I recently found evidence that peanut allergies may be due to substances such as peanut oil added as adjuvants to vaccines. Could you comment on this?
Vaccine manufacturers have many ingredients that they do not list on the package, because they are considered a proprietary trade secret. These ingredients may include peanut oil, sesame oil, and other food oils. The refining of these oils can leave trace amounts of proteins in them which would be injected into the bloodstream. The same goes for the medium in which the viruses that are injected are grown (eggs, in the case of the H1N1 flu vaccine) - the risk is of introducing, via injection, animal or plant proteins into the bloodstream.
Normally, exposure to these proteins happens in the digestive system. The body is programmed for this and the proteins are digested. These proteins never make it to the bloodstream in their undigested form. When they are injected as a vaccine ingredient however, trouble can happen.

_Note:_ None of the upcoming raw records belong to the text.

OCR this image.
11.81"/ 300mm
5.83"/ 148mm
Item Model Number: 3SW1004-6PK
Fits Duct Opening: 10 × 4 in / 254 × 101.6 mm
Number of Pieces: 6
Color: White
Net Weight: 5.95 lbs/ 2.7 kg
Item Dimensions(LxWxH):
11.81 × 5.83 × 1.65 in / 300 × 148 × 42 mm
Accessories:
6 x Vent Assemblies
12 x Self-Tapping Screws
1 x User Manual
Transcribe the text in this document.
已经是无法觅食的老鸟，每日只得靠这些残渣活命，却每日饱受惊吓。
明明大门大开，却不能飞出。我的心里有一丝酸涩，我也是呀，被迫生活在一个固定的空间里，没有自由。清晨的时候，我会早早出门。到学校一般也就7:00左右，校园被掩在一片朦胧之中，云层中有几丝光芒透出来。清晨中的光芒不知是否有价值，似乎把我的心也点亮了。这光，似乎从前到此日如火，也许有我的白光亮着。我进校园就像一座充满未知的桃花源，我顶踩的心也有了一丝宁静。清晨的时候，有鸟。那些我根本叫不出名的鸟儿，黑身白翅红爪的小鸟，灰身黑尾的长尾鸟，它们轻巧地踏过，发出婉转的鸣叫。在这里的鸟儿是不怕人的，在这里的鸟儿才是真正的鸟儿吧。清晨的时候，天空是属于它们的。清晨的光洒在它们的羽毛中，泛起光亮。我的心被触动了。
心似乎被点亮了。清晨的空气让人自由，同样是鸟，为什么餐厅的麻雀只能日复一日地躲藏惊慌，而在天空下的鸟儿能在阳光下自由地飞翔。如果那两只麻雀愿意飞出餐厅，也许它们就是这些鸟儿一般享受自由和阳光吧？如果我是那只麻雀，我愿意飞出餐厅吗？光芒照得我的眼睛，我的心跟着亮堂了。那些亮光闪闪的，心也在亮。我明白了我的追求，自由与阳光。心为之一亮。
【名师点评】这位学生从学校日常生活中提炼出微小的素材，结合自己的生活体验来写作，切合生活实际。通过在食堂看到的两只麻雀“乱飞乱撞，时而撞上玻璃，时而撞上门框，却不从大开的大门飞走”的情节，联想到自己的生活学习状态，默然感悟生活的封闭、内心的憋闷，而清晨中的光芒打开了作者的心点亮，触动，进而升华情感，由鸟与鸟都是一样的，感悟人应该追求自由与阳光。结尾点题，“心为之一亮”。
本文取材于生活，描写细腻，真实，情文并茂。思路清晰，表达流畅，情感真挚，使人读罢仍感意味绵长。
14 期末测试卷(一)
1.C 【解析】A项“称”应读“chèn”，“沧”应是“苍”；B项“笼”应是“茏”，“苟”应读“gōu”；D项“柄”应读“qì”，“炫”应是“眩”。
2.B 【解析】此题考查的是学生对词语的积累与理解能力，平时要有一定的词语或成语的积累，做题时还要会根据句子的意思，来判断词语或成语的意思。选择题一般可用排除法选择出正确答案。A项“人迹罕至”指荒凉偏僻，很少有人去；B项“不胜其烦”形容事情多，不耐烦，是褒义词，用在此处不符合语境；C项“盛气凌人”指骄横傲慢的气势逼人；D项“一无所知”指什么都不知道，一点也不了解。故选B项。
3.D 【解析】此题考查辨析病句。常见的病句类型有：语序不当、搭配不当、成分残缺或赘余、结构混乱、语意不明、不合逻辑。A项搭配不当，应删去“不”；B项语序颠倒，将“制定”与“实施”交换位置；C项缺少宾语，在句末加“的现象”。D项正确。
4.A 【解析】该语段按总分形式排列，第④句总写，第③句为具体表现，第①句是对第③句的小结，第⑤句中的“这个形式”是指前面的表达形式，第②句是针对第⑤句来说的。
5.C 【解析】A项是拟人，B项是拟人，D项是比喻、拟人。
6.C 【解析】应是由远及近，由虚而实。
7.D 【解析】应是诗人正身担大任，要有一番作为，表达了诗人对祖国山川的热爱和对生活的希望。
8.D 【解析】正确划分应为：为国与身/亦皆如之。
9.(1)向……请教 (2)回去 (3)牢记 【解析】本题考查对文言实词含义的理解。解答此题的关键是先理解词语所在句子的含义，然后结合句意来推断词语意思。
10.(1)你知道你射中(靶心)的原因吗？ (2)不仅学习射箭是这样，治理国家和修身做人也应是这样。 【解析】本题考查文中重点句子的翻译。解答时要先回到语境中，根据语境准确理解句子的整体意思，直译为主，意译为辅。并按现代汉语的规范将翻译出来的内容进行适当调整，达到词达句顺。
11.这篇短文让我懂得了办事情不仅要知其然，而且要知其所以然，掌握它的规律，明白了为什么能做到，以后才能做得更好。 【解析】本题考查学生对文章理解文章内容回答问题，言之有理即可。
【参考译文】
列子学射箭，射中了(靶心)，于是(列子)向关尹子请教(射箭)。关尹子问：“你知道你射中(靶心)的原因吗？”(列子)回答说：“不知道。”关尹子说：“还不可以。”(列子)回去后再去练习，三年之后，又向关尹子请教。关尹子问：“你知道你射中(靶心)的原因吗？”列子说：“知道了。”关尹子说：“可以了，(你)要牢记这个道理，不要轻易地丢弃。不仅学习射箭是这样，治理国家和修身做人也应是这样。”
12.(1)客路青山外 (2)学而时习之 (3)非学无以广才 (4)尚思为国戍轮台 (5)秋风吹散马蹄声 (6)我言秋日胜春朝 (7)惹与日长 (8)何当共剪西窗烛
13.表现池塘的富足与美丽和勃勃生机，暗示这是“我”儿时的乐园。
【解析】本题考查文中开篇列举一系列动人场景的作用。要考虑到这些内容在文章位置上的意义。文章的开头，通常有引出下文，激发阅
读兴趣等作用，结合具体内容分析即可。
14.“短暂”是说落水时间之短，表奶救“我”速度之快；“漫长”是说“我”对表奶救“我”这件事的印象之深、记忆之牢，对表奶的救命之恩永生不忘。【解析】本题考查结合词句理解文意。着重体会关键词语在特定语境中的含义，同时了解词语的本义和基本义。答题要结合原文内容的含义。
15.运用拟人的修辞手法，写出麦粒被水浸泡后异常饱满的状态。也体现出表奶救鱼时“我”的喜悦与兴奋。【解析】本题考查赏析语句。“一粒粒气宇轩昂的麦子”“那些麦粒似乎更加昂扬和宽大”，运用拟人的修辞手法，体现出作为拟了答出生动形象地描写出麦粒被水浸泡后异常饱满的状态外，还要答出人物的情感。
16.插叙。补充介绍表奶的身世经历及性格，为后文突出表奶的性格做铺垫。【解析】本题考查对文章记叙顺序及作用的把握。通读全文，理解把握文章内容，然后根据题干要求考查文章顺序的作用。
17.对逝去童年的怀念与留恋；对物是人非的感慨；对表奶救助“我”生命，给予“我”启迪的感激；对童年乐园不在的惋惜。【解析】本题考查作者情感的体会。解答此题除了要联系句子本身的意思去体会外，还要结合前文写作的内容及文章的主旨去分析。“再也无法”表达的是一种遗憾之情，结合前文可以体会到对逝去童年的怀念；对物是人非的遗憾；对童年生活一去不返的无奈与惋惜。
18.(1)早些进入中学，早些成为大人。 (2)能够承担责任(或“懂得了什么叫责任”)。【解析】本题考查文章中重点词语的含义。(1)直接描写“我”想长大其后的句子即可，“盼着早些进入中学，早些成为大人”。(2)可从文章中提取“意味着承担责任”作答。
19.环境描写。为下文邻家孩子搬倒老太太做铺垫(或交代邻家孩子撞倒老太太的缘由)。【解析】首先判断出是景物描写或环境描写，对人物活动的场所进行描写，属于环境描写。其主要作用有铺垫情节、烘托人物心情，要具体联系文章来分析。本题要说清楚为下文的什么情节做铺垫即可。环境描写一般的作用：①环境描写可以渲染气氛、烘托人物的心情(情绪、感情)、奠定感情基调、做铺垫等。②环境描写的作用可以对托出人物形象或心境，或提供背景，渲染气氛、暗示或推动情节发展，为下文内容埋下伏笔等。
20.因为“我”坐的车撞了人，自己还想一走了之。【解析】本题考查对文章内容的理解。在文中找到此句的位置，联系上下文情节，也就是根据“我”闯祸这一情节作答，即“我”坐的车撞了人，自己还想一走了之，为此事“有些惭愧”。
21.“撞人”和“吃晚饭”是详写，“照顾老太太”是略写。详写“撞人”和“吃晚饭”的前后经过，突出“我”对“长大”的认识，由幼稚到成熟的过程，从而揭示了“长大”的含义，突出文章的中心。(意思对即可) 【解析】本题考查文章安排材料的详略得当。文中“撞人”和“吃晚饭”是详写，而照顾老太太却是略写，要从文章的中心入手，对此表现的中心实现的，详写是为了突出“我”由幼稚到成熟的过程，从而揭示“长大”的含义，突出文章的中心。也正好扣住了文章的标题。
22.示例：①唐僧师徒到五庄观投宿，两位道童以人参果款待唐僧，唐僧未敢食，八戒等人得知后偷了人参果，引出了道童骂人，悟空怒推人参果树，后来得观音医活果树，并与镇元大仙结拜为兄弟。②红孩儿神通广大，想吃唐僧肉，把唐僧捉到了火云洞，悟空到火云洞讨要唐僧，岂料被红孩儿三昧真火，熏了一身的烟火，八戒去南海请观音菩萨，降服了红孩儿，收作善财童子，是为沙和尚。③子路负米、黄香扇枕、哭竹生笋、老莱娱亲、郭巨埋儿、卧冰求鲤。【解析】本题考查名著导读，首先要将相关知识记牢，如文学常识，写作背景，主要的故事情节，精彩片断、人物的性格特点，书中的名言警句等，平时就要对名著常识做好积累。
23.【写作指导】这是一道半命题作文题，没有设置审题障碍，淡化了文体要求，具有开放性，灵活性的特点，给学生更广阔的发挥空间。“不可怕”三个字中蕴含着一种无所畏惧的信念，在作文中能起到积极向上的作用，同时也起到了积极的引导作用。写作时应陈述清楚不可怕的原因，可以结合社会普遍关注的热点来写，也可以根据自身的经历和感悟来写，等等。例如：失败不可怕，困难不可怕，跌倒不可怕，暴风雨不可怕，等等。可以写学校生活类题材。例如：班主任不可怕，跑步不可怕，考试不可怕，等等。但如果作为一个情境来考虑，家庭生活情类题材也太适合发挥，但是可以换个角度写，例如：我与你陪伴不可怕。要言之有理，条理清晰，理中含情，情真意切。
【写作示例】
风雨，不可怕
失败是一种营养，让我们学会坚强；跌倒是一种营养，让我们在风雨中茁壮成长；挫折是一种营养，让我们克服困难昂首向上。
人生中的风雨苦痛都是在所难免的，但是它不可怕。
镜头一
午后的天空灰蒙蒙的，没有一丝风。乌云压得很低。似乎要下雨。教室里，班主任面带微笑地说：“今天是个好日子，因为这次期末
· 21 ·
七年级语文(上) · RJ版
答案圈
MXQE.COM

What happens next, is that the immune system can recognize and label these proteins as "foreign" and develop antibodies to them (remember that the adjuvants in the vaccine are there to trigger as big and as prolonged an immune response as possible, in an attempt to manufacture antibodies to the virus particles being injected). Once you have antibodies to a food protein, like peanut protein for instance, every new exposure to the protein - like when eating peanuts - can trigger an immune response, which would be labeled an allergic response. These allergic responses can range from mild to severe, with tragic consequences.